Summary:

With nearly 100 apps already in circulation, including Zinio digital replicas of all its 14 magazines, Hearst plans to issue a dozen more ap…

Hearst App Lab
photo: Philip Friedman/Studio D

With nearly 100 apps already in circulation, including Zinio digital replicas of all its 14 magazines, Hearst plans to issue a dozen more apps over the next year. The apps will be fairly divided between ones for existing magazine titles and ones that bear little or no relation to its periodicals, said Chris Wilkes, Hearst Magazines’ vice president of digital editions, as the company opened its Hearst App Lab in a morning presentation for the press.

Hearst unveiled plans for the App Lab, located in a windowless, soundproof room on the 41st floor of its New York headquarters, last August. The lab is not in any way an Apple-type store, but is rather intended to serve as a “think tank” for marketers and ad agencies who work with Hearst. The most impressive piece in the room is a large iPad-like touchscreen mounted on the wall. The screen enables digital whiteboarding and features the entire Hearst digital publishing ecosystem, including the simulation of all apps.

“You can’t give everyone an updated, iPad, Nook, Galaxy, etc., but everyone here needs to be able to work on all of these devices,” Wilkes said.
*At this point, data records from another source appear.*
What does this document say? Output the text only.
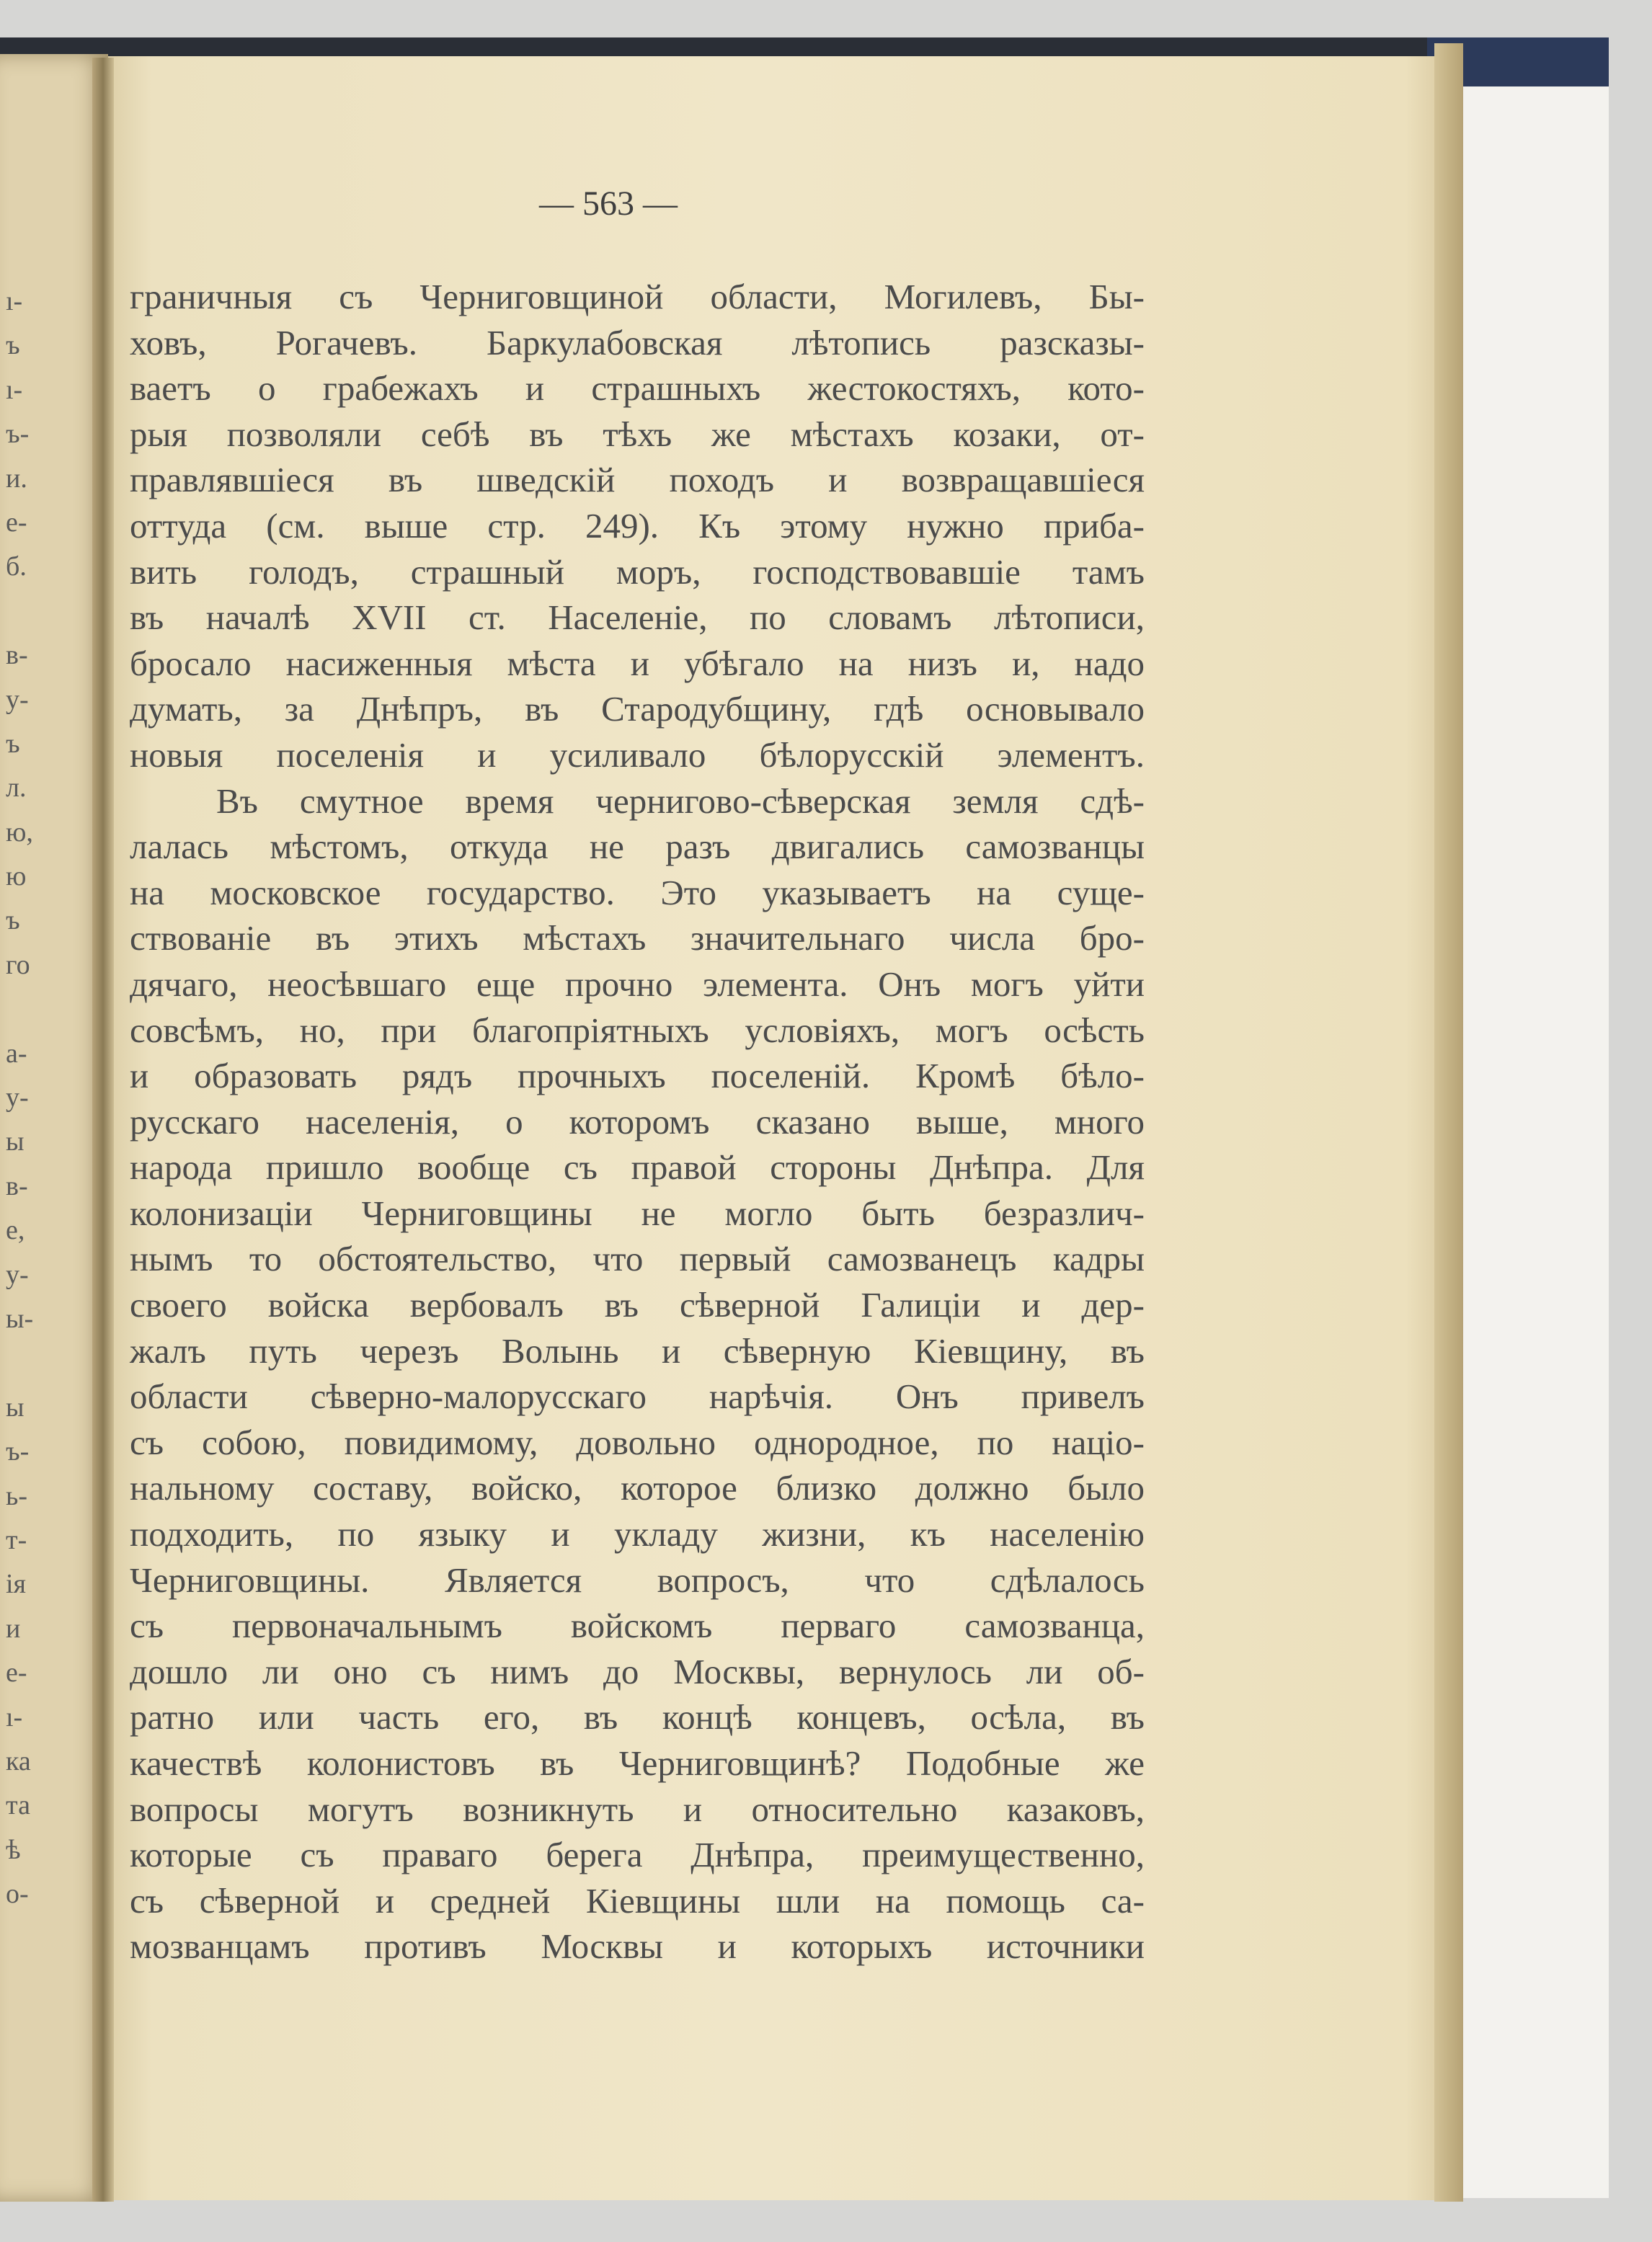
ı-
ъ
ı-
ъ-
и.
е-
б.
в-
у-
ъ
л.
ю,
ю
ъ
го
а-
у-
ы
в-
е,
у-
ы-
ы
ъ-
ь-
т-
ія
и
е-
ı-
ка
та
ѣ
о-
— 563 —
граничныя съ Черниговщиной области, Могилевъ, Бы-
ховъ, Рогачевъ. Баркулабовская лѣтопись разсказы-
ваетъ о грабежахъ и страшныхъ жестокостяхъ, кото-
рыя позволяли себѣ въ тѣхъ же мѣстахъ козаки, от-
правлявшіеся въ шведскій походъ и возвращавшіеся
оттуда (см. выше стр. 249). Къ этому нужно приба-
вить голодъ, страшный моръ, господствовавшіе тамъ
въ началѣ XVII ст. Населеніе, по словамъ лѣтописи,
бросало насиженныя мѣста и убѣгало на низъ и, надо
думать, за Днѣпръ, въ Стародубщину, гдѣ основывало
новыя поселенія и усиливало бѣлорусскій элементъ.
Въ смутное время черниговo-сѣверская земля сдѣ-
лалась мѣстомъ, откуда не разъ двигались самозванцы
на московское государство. Это указываетъ на суще-
ствованіе въ этихъ мѣстахъ значительнаго числа бро-
дячаго, неосѣвшаго еще прочно элемента. Онъ могъ уйти
совсѣмъ, но, при благопріятныхъ условіяхъ, могъ осѣсть
и образовать рядъ прочныхъ поселеній. Кромѣ бѣло-
русскаго населенія, о которомъ сказано выше, много
народа пришло вообще съ правой стороны Днѣпра. Для
колонизаціи Черниговщины не могло быть безразлич-
нымъ то обстоятельство, что первый самозванецъ кадры
своего войска вербовалъ въ сѣверной Галиціи и дер-
жалъ путь черезъ Волынь и сѣверную Кіевщину, въ
области сѣверно-малорусскаго нарѣчія. Онъ привелъ
съ собою, повидимому, довольно однородное, по націо-
нальному составу, войско, которое близко должно было
подходить, по языку и укладу жизни, къ населенію
Черниговщины. Является вопросъ, что сдѣлалось
съ первоначальнымъ войскомъ перваго самозванца,
дошло ли оно съ нимъ до Москвы, вернулось ли об-
ратно или часть его, въ концѣ концевъ, осѣла, въ
качествѣ колонистовъ въ Черниговщинѣ? Подобные же
вопросы могутъ возникнуть и относительно казаковъ,
которые съ праваго берега Днѣпра, преимущественно,
съ сѣверной и средней Кіевщины шли на помощь са-
мозванцамъ противъ Москвы и которыхъ источники
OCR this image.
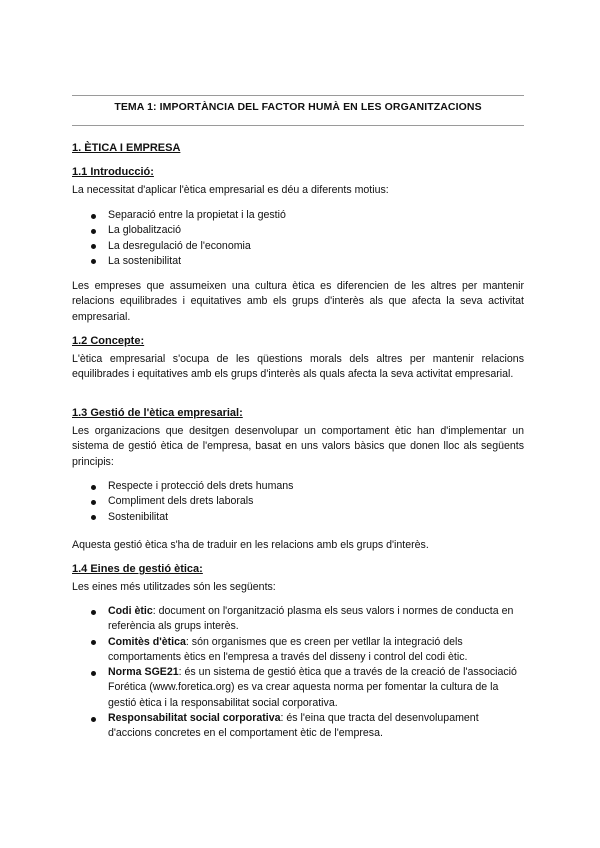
TEMA 1: IMPORTÀNCIA DEL FACTOR HUMÀ EN LES ORGANITZACIONS
1. ÈTICA I EMPRESA
1.1 Introducció:
La necessitat d'aplicar l'ètica empresarial es déu a diferents motius:
Separació entre la propietat i la gestió
La globalització
La desregulació de l'economia
La sostenibilitat
Les empreses que assumeixen una cultura ètica es diferencien de les altres per mantenir relacions equilibrades i equitatives amb els grups d'interès als que afecta la seva activitat empresarial.
1.2 Concepte:
L'ètica empresarial s'ocupa de les qüestions morals dels altres per mantenir relacions equilibrades i equitatives amb els grups d'interès als quals afecta la seva activitat empresarial.
1.3 Gestió de l'ètica empresarial:
Les organizacions que desitgen desenvolupar un comportament ètic han d'implementar un sistema de gestió ètica de l'empresa, basat en uns valors bàsics que donen lloc als següents principis:
Respecte i protecció dels drets humans
Compliment dels drets laborals
Sostenibilitat
Aquesta gestió ètica s'ha de traduir en les relacions amb els grups d'interès.
1.4 Eines de gestió ètica:
Les eines més utilitzades són les següents:
Codi ètic: document on l'organització plasma els seus valors i normes de conducta en referència als grups interès.
Comitès d'ètica: són organismes que es creen per vetllar la integració dels comportaments ètics en l'empresa a través del disseny i control del codi ètic.
Norma SGE21: és un sistema de gestió ètica que a través de la creació de l'associació Forética (www.foretica.org) es va crear aquesta norma per fomentar la cultura de la gestió ètica i la responsabilitat social corporativa.
Responsabilitat social corporativa: és l'eina que tracta del desenvolupament d'accions concretes en el comportament ètic de l'empresa.
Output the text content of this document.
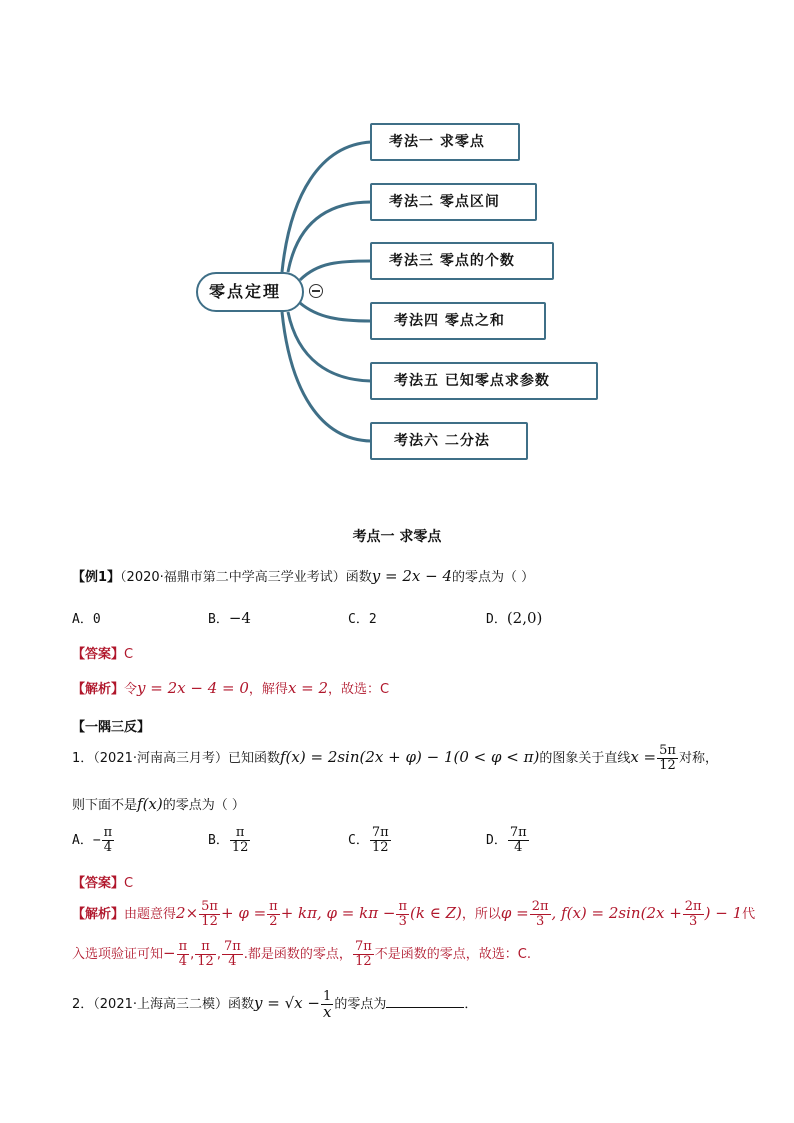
零点定理
考法一 求零点
考法二 零点区间
考法三 零点的个数
考法四 零点之和
考法五 已知零点求参数
考法六 二分法
考点一 求零点
【例1】（2020·福鼎市第二中学高三学业考试）函数y = 2x − 4的零点为（ ）
A．0	B．−4	C．2	D．(2,0)
【答案】C
【解析】令y = 2x − 4 = 0，解得x = 2，故选：C
【一隅三反】
1．（2021·河南高三月考）已知函数f(x) = 2sin(2x + φ) − 1(0 < φ < π)的图象关于直线$x = \frac{5\pi}{12}$ 对称，
则下面不是f(x)的零点为（ ）
A．− $\frac{\pi}{4}$	B． $\frac{\pi}{12}$	C． $\frac{7\pi}{12}$	D． $\frac{7\pi}{4}$
【答案】C
【解析】由题意得$2\times \frac{5\pi}{12} + \varphi = \frac{\pi}{2} + k\pi$, $\varphi = k\pi - \frac{\pi}{3} (k$ ∈ Z)，所以$\varphi = \frac{2\pi}{3}$ , $f(x) = 2\sin(2x + \frac{2\pi}{3}$ ) − 1代
入选项验证可知− $\frac{\pi}{4}$ , $\frac{\pi}{12}$ , $\frac{7\pi}{4}$ .都是函数的零点， $\frac{7\pi}{12}$ 不是函数的零点，故选：C.
2．（2021·上海高三二模）函数$y = √x - \frac{1}{x}$ 的零点为	．
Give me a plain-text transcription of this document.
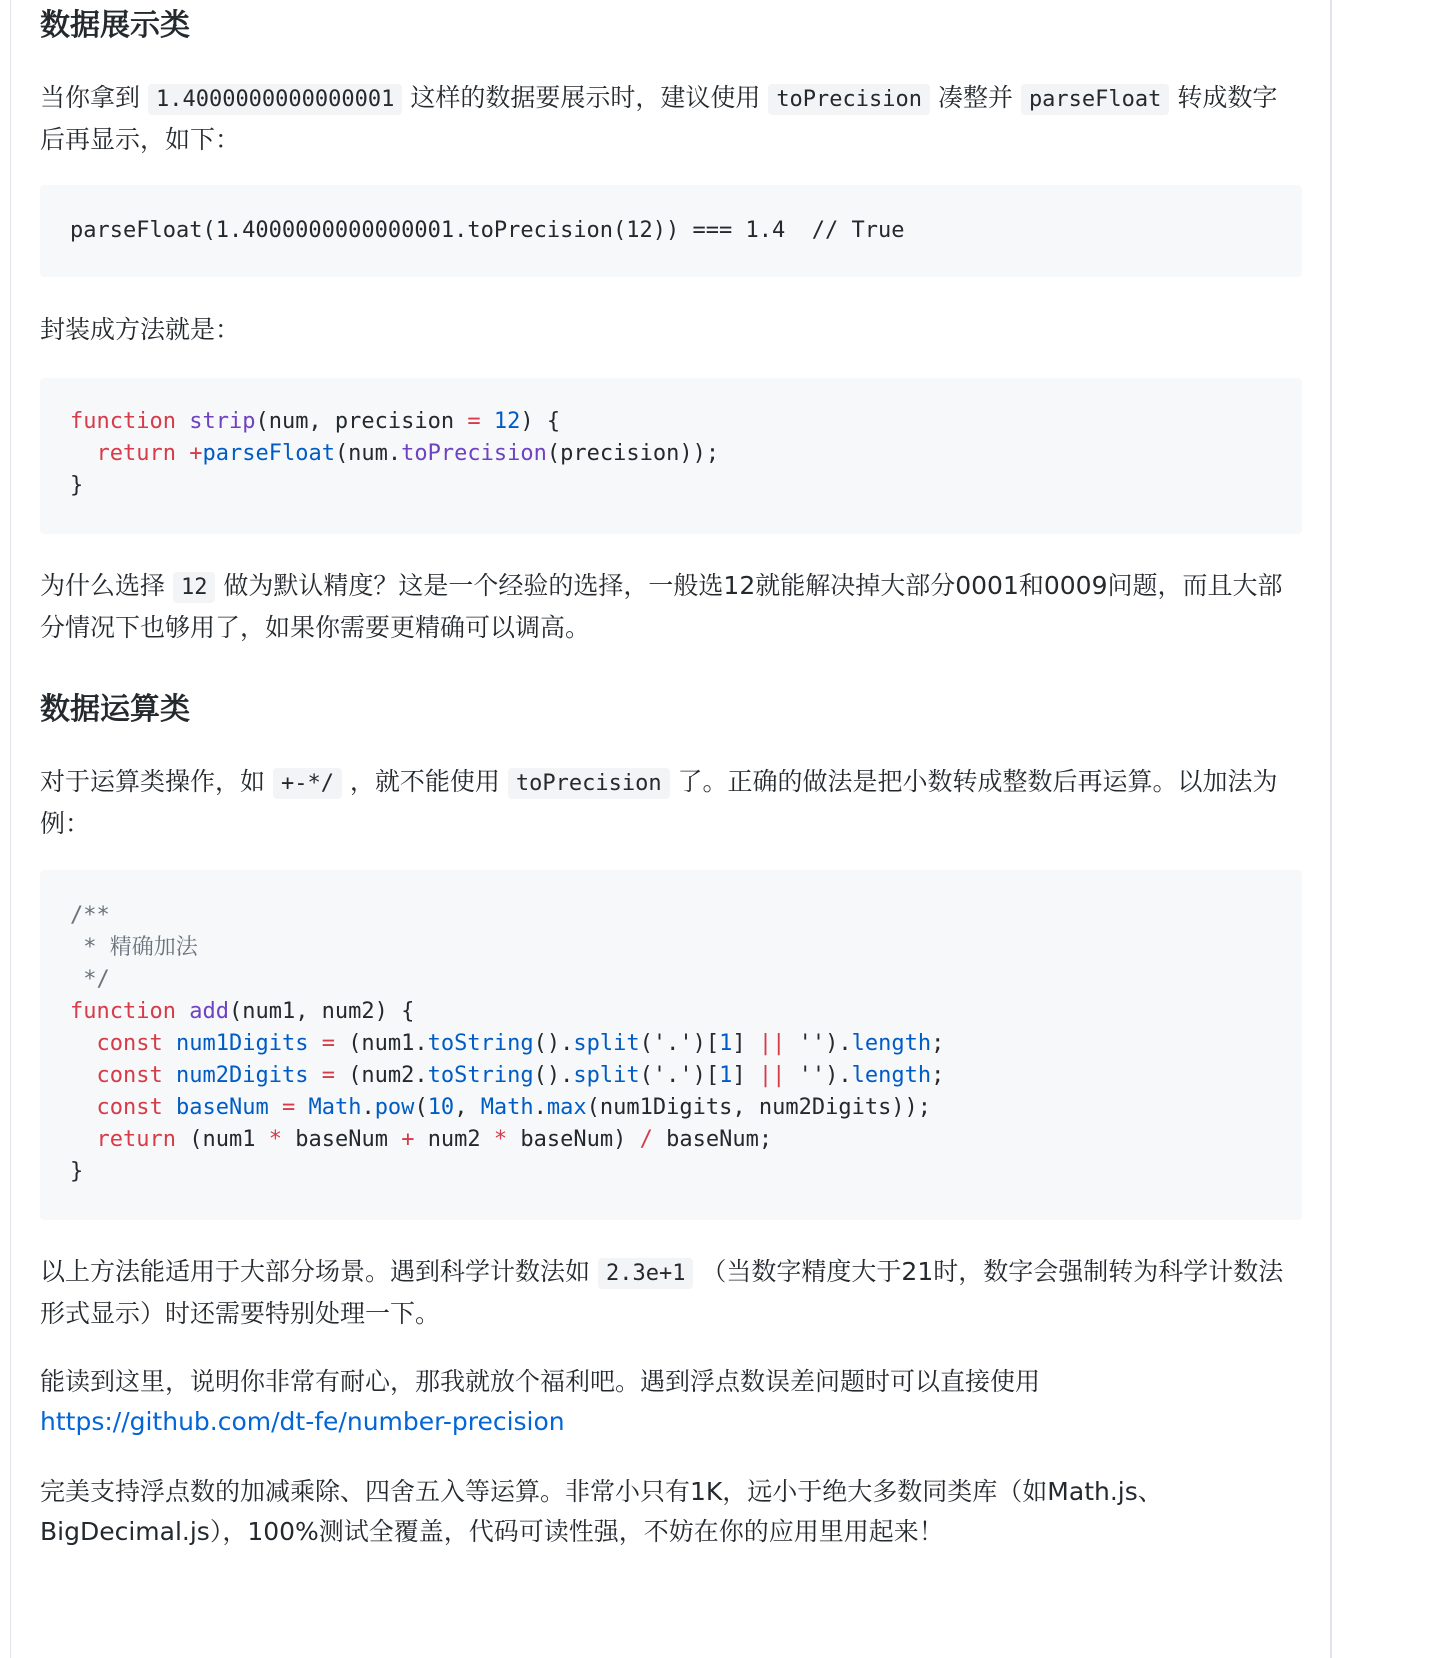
数据展示类

当你拿到 1.4000000000000001 这样的数据要展示时，建议使用 toPrecision 凑整并 parseFloat 转成数字后再显示，如下：

parseFloat(1.4000000000000001.toPrecision(12)) === 1.4  // True

封装成方法就是：

function strip(num, precision = 12) {
return +parseFloat(num.toPrecision(precision));
}

为什么选择 12 做为默认精度？这是一个经验的选择，一般选12就能解决掉大部分0001和0009问题，而且大部分情况下也够用了，如果你需要更精确可以调高。

数据运算类

对于运算类操作，如 +-*/ ，就不能使用 toPrecision 了。正确的做法是把小数转成整数后再运算。以加法为例：

/**
* 精确加法
*/
function add(num1, num2) {
const num1Digits = (num1.toString().split('.')[1] || '').length;
const num2Digits = (num2.toString().split('.')[1] || '').length;
const baseNum = Math.pow(10, Math.max(num1Digits, num2Digits));
return (num1 * baseNum + num2 * baseNum) / baseNum;
}

以上方法能适用于大部分场景。遇到科学计数法如 2.3e+1 （当数字精度大于21时，数字会强制转为科学计数法形式显示）时还需要特别处理一下。

能读到这里，说明你非常有耐心，那我就放个福利吧。遇到浮点数误差问题时可以直接使用
https://github.com/dt-fe/number-precision

完美支持浮点数的加减乘除、四舍五入等运算。非常小只有1K，远小于绝大多数同类库（如Math.js、BigDecimal.js），100%测试全覆盖，代码可读性强，不妨在你的应用里用起来！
Wilkes wouldn’t say specifically what the apps are in the works, but they will likely include non-editorial features like the Condé Nast’s Idea Flight, an iPad app that’s intended as an organizer for in-person meetings. The app debuted last week and marked a new direction for Condé Nast as “service provider” not just a publisher.

In a sense, that expanding profile was also exemplified recently by the formation of Hearst’s Manilla, which was introduced in February is headed by former NBC (NSDQ: CMCSA) exec Georg Kliavkoff and is a free personal account management service that lets consumers organize their bills, finances, travel rewards programs and, yes, magazine subscriptions.

Manilla carries advertising from its partners, so in a sense, it has some relation to the traditional business Hearst is in. Idea Flight, on the other hand, carries no ads and doesn’t intend to, at least not right now, and as such, is pretty far from the fashion and cultural magazines Condé Nast has always lived in. In any case, Time Inc. (NYSE: TWX) also demonstrated its wide-ranging interests outside the world of magazines this the other day by hosting a showcase for “10 hot startups” — one of which was Manilla — during Internet Week New York.

Along with Wilkes, Avi Zimak, advertising director, tablet media for Hearst Magazines, will oversee all sales and marketing activities for The App Lab tied to magazines and will offer to serve as the go-between for Hearst’s agency partners and device makers. Zimak showed off a campaign the company created with car maker Infinity, which featured a 360, interactive view from inside and out of automotive company’s Hybrid model. The ad was included in the latest edition of O, The Oprah Magazine.